The largest number of foreigners in these marriages were people from Brazil, while eastern Europe, particularly Ukraine and Romania, are gaining ground. By contrast, marriages with people from former Portuguese colonies in Africa – Angola, Cape Verde, Mozambique, Guinea-Bissau and Sao Tomé and Príncipe – as well as East Timor in Asia are on the decline

Raisa, from Moldova, is the manager of one of the marriage agencies cited by Grassi. She arranges matches between Portuguese men and women and immigrants from central and eastern Europe, and denies that her company is “a way for people to gain legal migration status,” countering that “it is a way for people to find their soulmates.”

In a study carried out in March, Grassi reported on two other marriage agencies in Portugal specialising in matches with immigrants from eastern Europe, which advertise on-line and in Portuguese and foreign-language newspapers.
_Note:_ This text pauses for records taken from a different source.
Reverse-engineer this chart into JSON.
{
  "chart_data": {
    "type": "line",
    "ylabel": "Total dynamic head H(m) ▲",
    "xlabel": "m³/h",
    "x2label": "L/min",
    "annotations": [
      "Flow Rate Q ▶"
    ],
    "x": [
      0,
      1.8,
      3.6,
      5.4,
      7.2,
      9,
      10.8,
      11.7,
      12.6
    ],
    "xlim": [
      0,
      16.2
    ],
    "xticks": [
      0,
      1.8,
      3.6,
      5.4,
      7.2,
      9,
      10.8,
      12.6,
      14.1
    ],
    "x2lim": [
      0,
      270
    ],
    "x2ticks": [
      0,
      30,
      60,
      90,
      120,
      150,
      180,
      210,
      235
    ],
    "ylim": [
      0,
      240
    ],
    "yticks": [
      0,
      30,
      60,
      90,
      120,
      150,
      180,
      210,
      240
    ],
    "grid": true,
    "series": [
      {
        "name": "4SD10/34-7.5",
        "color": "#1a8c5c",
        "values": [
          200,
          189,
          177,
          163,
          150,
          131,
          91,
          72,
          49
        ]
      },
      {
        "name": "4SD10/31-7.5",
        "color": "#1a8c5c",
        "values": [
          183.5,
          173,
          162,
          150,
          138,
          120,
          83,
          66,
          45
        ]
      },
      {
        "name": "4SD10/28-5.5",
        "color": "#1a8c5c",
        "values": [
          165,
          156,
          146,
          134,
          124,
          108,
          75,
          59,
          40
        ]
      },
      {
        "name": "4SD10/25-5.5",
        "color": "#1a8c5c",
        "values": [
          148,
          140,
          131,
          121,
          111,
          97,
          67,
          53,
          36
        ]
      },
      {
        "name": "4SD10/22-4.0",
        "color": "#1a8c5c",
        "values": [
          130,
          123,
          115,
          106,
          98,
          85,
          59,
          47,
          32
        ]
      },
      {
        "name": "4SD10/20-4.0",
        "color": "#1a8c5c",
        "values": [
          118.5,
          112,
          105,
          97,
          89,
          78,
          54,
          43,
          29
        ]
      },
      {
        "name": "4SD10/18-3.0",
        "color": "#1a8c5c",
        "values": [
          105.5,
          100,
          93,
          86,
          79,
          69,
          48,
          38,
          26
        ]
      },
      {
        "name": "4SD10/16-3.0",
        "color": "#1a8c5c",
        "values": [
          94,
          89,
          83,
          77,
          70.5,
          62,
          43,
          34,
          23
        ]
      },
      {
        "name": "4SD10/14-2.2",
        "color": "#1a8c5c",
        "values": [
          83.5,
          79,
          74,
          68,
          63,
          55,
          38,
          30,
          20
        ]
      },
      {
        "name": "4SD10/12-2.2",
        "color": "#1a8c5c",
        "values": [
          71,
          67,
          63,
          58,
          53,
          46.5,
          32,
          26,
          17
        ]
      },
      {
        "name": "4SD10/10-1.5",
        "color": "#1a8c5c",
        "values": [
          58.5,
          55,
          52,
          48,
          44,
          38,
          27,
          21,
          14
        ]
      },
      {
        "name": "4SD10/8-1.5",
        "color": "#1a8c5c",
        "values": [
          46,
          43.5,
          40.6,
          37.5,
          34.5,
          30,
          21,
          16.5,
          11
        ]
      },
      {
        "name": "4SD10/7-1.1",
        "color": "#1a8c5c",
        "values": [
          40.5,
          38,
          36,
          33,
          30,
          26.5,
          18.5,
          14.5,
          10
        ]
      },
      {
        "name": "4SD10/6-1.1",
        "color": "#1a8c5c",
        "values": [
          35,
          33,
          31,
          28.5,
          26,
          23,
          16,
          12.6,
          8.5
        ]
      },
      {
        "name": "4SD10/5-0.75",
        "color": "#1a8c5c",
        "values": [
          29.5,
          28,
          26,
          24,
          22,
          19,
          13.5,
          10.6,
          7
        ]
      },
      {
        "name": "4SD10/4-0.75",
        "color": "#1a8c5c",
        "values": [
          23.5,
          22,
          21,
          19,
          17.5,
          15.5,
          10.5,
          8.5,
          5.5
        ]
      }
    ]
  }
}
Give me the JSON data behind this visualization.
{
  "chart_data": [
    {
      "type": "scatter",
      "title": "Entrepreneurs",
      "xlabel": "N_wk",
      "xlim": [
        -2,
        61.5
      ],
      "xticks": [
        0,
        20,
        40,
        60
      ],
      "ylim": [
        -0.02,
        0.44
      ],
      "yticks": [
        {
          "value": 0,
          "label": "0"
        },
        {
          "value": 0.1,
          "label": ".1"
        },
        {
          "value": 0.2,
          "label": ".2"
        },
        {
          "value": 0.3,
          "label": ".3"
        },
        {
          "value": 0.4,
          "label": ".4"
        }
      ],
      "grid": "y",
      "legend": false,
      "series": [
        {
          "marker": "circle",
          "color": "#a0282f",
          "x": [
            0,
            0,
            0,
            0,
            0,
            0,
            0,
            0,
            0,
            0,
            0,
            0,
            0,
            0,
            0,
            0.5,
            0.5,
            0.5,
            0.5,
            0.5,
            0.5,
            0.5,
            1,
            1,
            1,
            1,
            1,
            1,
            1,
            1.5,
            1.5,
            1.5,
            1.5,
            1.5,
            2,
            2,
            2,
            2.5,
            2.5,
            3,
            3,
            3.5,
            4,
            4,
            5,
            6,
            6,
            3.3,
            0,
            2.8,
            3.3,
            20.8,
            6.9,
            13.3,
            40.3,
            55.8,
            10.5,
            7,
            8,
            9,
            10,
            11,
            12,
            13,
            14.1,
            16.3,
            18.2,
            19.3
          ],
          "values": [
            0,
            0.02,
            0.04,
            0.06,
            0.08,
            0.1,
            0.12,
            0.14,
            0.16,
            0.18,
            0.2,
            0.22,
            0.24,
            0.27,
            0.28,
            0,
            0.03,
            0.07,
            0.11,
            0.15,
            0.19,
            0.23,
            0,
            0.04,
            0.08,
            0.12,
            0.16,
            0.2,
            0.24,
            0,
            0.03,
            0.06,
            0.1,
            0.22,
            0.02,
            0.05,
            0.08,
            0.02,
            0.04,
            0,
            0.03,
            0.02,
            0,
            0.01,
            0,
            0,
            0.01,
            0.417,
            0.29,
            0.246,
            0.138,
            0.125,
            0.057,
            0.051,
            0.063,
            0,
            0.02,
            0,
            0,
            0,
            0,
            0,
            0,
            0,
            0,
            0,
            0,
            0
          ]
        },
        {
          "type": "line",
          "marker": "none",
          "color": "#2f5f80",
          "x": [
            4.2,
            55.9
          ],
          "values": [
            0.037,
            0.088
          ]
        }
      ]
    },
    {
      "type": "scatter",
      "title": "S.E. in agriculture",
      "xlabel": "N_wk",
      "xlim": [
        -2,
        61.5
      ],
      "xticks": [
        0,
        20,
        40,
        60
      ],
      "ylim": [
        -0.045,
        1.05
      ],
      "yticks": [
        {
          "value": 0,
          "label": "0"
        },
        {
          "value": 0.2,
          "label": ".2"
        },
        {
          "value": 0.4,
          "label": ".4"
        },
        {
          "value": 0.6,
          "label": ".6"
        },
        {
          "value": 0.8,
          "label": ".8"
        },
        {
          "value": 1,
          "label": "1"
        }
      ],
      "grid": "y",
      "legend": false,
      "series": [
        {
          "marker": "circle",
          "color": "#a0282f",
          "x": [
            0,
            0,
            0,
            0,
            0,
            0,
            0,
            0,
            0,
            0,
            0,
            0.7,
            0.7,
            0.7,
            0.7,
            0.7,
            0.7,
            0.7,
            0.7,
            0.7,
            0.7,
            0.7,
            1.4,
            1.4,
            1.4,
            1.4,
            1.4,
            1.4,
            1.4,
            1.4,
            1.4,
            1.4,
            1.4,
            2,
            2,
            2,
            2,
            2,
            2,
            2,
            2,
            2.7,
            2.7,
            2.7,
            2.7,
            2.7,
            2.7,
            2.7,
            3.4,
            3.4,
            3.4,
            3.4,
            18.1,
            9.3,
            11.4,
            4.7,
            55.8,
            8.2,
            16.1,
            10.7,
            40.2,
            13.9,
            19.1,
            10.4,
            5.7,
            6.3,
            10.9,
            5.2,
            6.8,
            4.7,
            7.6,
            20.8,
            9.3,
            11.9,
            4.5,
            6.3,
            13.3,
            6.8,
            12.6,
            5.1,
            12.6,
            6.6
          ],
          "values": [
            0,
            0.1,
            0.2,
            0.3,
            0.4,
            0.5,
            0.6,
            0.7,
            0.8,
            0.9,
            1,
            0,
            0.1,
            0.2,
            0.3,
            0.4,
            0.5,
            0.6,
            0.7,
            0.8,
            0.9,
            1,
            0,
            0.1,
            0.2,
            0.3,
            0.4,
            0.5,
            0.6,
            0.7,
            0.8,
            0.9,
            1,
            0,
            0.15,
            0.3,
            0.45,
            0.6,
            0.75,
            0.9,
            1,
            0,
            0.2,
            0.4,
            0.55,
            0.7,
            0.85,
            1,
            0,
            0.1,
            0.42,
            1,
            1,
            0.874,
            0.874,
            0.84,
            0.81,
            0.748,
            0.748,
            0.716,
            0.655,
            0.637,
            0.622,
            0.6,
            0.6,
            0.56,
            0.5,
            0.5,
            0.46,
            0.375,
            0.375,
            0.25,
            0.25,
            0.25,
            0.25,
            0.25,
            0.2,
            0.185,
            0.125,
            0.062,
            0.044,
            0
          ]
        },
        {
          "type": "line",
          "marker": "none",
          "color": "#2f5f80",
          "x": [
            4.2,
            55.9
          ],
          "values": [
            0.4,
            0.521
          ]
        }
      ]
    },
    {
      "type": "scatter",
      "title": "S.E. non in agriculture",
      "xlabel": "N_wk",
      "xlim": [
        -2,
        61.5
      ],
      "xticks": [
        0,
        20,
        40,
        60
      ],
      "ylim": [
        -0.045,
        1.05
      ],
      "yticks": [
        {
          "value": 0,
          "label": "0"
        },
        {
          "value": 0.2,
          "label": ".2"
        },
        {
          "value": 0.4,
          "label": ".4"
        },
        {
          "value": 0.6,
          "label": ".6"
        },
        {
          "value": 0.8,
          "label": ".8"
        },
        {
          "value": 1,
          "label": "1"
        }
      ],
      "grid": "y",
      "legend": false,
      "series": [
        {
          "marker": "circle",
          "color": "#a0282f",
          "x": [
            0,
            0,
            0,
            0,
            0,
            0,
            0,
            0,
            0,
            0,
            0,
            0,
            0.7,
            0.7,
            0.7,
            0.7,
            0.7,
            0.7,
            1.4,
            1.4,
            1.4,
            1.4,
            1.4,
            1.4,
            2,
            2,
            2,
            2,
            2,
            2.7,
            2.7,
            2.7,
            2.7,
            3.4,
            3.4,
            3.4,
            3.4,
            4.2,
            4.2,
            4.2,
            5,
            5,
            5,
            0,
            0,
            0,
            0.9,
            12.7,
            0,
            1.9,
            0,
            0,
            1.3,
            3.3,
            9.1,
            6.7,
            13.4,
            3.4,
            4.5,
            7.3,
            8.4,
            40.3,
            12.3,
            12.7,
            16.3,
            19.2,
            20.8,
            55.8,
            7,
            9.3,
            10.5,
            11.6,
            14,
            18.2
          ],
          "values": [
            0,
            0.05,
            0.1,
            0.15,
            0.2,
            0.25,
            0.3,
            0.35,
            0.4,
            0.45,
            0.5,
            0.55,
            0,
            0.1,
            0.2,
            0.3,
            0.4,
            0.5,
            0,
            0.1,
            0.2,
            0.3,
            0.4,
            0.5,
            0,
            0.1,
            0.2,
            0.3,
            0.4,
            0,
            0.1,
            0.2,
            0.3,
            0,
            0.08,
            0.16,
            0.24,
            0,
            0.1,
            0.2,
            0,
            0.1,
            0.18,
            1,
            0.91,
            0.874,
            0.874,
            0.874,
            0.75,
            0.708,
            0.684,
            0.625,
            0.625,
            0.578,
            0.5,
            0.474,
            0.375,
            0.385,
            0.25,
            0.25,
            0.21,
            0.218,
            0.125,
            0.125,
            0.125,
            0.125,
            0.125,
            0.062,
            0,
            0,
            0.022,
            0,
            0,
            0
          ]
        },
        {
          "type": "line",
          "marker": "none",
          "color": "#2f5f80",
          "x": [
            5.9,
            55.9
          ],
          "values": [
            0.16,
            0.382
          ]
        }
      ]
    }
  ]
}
The catalogues present women of different ages, who are single, widowed or divorced.

“Dozens of men turn to Raisa’s agency on a daily basis,” says the researcher, who adds that, according to Raisa,” for now, Portuguese girls are not at all interested in meeting young men from eastern Europe, unlike Portuguese men, who are very interested in women from eastern Europe.”

“For obvious reasons, Portugal is more open to becoming a multicultural society than the rest of Europe, due to its centuries-old contact with Brazil; its former African colonies; Timor, which it colonised until 1975; (its former possessions in) India (Goa, Diu and Daman), which expelled it in 1961; and China (Macau), which it pulled out of just five years ago,” says Grassi.

“This is a mosaic that began to be built 600 years ago and lasted until the very recent past, which clearly favours relationships with other cultures,” she said.